Après des discussions entamées en mai 2025, à l’initiative du NPA-A, une liste citoyenne, de gauche de rupture et unitaire, s’est constituée autour de la défense et de l’extension des services publics, du logement, des transports gratuits et de la bifurcation écologique.
À Kemper, ville préfecture du Finistère, une liste composée à parité de militant·es de LFI, de la Gauche bretonne, du NPA-A et pour moitié d’habitant·es non encarté·es mais actifEs dans le mouvement social, culturel, environnemental et de solidarité, a vu le jour en décembre dernier. L’Union pour Kemper, solidaire et populaire, est menée par un binôme : Marie Lauwers (LFI) et Jean-Paul Debest (NPA-A).
Dès le mois de mai dernier, à l’initiative du NPA-A, des rencontres se sont tenues entre ces différentes composantes, y compris avec des Écologistes n’ayant pas encore rejoint la liste conduite par la maire actuelle du PS.
Au terme de ces premières rencontres où nous avons pu nous mettre d’accord sur les grands axes du programme, les Écologistes nous ont quittés pour rejoindre le PS avec l’illusion de faire bouger son social-libéralisme de l’intérieur.
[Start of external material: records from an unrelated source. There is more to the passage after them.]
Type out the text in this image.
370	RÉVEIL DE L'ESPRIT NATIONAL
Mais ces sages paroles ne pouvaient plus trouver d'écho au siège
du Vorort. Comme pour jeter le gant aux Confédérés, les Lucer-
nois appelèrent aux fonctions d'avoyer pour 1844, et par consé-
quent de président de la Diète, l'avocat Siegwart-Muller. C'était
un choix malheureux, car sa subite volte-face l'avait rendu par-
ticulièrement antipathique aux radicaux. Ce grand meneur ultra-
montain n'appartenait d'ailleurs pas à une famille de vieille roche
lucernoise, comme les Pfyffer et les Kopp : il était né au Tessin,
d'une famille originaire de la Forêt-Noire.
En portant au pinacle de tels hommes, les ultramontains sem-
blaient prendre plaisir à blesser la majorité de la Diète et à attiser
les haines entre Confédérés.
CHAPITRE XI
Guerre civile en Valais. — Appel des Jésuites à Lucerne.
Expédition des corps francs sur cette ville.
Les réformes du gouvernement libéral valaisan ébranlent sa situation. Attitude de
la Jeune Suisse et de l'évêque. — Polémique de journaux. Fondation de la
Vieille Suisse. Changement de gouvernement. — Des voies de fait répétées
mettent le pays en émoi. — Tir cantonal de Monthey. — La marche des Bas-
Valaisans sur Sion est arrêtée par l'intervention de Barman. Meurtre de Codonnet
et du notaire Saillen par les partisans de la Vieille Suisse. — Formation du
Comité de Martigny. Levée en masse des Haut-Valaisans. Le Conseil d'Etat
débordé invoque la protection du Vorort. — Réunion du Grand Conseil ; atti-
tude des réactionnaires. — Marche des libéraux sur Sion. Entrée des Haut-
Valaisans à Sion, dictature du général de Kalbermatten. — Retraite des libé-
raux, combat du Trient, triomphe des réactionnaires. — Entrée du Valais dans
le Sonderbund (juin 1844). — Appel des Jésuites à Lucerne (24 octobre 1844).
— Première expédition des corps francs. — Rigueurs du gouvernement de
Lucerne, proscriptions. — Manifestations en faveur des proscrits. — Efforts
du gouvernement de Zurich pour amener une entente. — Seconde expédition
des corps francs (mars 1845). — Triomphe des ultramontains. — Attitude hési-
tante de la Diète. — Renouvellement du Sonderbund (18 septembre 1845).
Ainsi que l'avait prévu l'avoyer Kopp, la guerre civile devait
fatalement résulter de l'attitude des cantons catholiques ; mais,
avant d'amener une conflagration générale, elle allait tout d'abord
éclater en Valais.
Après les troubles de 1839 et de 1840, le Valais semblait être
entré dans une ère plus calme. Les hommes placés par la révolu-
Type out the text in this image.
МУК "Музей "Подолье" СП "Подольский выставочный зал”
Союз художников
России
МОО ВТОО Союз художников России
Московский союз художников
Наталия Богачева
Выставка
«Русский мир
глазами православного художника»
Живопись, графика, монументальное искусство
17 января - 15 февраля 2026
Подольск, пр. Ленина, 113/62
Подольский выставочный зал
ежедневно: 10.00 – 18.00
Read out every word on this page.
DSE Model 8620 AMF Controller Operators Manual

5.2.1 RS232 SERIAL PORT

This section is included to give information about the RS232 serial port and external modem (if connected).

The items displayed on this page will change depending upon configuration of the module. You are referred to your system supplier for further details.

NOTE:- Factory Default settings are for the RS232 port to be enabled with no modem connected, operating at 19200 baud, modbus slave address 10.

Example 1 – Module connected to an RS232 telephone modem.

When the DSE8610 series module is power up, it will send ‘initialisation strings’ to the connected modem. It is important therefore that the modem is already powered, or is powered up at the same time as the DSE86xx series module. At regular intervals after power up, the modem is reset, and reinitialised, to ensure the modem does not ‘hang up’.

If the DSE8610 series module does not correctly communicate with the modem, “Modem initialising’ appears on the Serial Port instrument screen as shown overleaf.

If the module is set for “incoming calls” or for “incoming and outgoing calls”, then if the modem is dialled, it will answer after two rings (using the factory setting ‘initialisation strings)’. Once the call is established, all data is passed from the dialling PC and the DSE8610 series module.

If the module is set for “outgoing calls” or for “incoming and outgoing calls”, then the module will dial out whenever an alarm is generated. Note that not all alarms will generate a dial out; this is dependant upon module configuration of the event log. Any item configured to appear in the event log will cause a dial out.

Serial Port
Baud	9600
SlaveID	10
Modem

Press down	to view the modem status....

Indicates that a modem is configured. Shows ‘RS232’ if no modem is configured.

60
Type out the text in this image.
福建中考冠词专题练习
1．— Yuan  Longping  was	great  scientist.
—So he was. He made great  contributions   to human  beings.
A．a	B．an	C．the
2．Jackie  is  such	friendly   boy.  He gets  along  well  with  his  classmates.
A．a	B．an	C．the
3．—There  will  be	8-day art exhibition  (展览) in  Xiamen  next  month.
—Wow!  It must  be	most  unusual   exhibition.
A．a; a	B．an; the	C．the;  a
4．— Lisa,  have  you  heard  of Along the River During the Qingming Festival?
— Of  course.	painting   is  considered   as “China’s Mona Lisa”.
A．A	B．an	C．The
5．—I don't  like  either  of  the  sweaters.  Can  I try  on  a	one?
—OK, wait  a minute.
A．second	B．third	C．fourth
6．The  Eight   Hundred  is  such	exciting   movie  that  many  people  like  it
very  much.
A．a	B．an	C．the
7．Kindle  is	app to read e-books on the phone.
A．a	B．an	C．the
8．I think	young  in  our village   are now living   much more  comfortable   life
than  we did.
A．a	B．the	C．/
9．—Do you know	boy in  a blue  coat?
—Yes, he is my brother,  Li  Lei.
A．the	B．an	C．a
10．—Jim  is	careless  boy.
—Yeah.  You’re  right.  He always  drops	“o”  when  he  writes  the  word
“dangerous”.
Services publics, logement, transports gratuits et ceinture alimentaire
Au-delà du programme partagé entre la LFI et le NPA-A, la large participation de la Gauche bretonne, dans son engagement autour de la langue bretonne, de sa culture et de sa ferme position sur l’autodétermination des peuples, est un atout qui vient renforcer notre programme autour de la défense des services publics, du bien commun, du droit au logement pour toutes et tous, de la santé avec la création d’un centre communal de santé ou encore de la gratuité totale des transports collectifs.
À cette approche vient s’ajouter la volonté de développer une ceinture verte afin de favoriser les paysans locaux par la préemption du foncier et aller vers le bio dans les cantines (où l’objectif serait la gratuité pour tous·tes), crèches et EHPAD municipales, et favoriser les circuits courts. En fait, végétaliser plutôt que bétonner. Mais aussi de mener une véritable politique féministe.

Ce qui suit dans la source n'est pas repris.